I can feel the whirring of my brain slowing down, and it’s such a nice feeling. I think a full thought, rather than a dozen fleeting micro-thoughts. I’m appreciating friends more. Life more.

I’m Doing Tasks I Like Having Done More

The infamous quote: “I don’t like writing. I like having written.”

I feel so good after I read a chapter of a book, or write a blog, or listen to a podcast, or exercise. I do not feel so good when I’ve read articles on the “Mandela Effect” for ninety minutes.

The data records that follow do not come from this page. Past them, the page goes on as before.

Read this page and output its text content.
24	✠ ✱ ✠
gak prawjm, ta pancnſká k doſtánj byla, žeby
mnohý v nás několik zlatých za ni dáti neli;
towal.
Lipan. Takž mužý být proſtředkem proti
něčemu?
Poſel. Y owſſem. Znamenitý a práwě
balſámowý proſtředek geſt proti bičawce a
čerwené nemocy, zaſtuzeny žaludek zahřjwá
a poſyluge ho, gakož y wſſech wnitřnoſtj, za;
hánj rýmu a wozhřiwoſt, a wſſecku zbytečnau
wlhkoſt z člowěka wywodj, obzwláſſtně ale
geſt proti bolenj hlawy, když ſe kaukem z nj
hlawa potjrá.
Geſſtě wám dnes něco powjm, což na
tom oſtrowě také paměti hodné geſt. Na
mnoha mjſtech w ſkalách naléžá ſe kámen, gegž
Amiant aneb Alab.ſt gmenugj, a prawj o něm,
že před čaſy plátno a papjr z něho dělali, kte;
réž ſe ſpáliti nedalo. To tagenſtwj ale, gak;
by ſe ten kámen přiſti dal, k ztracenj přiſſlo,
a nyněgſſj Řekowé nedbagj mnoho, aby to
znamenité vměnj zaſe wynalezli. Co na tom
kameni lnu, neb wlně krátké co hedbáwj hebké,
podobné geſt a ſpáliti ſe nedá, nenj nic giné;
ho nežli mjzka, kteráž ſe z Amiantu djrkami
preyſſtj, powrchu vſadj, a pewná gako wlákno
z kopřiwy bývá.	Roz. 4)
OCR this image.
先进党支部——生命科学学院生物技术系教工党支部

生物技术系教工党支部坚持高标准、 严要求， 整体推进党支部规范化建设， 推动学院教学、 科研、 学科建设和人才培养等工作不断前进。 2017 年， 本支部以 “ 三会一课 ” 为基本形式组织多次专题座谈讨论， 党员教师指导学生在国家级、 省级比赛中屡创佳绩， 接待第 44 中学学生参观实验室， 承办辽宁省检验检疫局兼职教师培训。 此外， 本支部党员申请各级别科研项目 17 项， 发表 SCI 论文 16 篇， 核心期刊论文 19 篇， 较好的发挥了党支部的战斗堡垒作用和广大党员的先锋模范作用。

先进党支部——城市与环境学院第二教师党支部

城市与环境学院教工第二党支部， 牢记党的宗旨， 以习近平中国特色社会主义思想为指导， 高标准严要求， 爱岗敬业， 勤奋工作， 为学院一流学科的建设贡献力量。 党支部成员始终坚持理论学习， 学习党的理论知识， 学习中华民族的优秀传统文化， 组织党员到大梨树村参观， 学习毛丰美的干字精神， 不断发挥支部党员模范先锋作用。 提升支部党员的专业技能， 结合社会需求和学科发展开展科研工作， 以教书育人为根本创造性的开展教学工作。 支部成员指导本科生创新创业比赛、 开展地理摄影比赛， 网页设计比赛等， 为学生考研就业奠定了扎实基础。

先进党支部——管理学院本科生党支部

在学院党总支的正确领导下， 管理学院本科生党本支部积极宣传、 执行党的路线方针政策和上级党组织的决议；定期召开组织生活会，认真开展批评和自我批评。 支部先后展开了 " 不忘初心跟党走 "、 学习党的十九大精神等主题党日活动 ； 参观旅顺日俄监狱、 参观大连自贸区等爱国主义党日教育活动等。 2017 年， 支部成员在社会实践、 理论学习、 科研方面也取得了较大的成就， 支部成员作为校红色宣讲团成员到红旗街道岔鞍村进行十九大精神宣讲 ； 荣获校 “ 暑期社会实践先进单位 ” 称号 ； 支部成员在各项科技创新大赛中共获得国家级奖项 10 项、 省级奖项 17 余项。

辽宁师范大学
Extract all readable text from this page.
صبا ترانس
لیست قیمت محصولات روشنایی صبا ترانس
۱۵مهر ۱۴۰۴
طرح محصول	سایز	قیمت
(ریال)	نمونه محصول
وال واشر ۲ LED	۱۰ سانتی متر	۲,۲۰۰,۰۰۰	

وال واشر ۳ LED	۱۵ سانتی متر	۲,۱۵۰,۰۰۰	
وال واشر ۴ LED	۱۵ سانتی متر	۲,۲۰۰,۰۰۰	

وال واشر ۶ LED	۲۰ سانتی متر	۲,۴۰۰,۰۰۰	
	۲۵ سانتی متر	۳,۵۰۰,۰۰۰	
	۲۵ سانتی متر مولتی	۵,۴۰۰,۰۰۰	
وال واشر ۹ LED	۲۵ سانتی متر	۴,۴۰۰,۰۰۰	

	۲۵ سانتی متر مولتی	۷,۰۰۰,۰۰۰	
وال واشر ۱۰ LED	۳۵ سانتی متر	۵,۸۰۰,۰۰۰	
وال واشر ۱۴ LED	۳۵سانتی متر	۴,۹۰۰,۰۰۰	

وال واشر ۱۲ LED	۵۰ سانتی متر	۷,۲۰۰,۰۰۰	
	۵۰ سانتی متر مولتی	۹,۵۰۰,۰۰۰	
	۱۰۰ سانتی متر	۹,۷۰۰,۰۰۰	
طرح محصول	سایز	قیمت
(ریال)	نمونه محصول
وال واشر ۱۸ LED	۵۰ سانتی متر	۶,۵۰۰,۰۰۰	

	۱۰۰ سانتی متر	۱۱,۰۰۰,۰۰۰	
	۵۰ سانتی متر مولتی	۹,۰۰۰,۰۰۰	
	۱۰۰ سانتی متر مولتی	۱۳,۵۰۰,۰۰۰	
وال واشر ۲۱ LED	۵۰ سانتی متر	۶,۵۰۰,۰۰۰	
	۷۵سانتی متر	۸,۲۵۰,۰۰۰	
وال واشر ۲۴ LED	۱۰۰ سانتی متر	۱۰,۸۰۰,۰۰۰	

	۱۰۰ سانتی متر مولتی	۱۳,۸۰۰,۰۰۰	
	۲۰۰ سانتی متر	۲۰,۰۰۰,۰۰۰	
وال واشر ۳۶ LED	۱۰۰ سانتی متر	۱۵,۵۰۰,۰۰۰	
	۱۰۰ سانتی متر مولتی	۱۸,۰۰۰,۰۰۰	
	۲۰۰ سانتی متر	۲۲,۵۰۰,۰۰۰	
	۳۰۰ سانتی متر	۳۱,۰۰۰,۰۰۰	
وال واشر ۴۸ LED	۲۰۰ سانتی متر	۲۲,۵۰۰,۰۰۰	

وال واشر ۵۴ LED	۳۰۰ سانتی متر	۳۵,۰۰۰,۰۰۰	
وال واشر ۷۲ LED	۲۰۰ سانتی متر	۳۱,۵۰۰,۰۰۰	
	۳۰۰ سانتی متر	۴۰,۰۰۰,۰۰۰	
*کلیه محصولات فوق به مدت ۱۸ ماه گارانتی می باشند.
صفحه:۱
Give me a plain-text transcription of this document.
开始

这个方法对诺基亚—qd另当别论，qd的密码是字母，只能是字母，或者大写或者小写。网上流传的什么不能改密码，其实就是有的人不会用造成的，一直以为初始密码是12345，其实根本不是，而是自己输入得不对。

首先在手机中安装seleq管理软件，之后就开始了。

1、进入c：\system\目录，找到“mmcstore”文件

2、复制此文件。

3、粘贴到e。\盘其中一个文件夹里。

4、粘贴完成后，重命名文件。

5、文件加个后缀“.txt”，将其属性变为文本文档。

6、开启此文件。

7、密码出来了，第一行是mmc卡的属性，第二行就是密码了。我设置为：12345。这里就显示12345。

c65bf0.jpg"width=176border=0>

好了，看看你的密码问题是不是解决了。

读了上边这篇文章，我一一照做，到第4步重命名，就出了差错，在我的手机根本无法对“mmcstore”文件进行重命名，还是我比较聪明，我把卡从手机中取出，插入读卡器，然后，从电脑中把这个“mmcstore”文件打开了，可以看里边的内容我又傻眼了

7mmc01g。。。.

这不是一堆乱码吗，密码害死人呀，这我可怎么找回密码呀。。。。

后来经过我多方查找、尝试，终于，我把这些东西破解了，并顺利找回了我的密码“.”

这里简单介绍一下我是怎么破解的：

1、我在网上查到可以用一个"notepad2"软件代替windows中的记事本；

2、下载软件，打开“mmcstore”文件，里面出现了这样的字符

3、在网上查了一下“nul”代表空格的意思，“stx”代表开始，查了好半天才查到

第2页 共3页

When my fifteen minutes are up, I pick up the book without reservation. I open up Microsoft Word as soon as I open the laptop. I always enjoy doing these activities, but I hate starting these activities. When the easier alternative — the articles — is gone, the barrier to entry is so much lower. Then I’m enjoying the task at hand, and I’m feeling better about myself afterward.

Try It!

Pick whatever your guilty pleasure activity of choice is, and set the timer — perhaps it’s thirty minutes for your social media, or twenty for your Candy Crush. And then go, and see what happens.

And if you’re an article-addict like me, you’ve got eleven more minutes left. Don’t linger here — enjoy them! This is YOU time!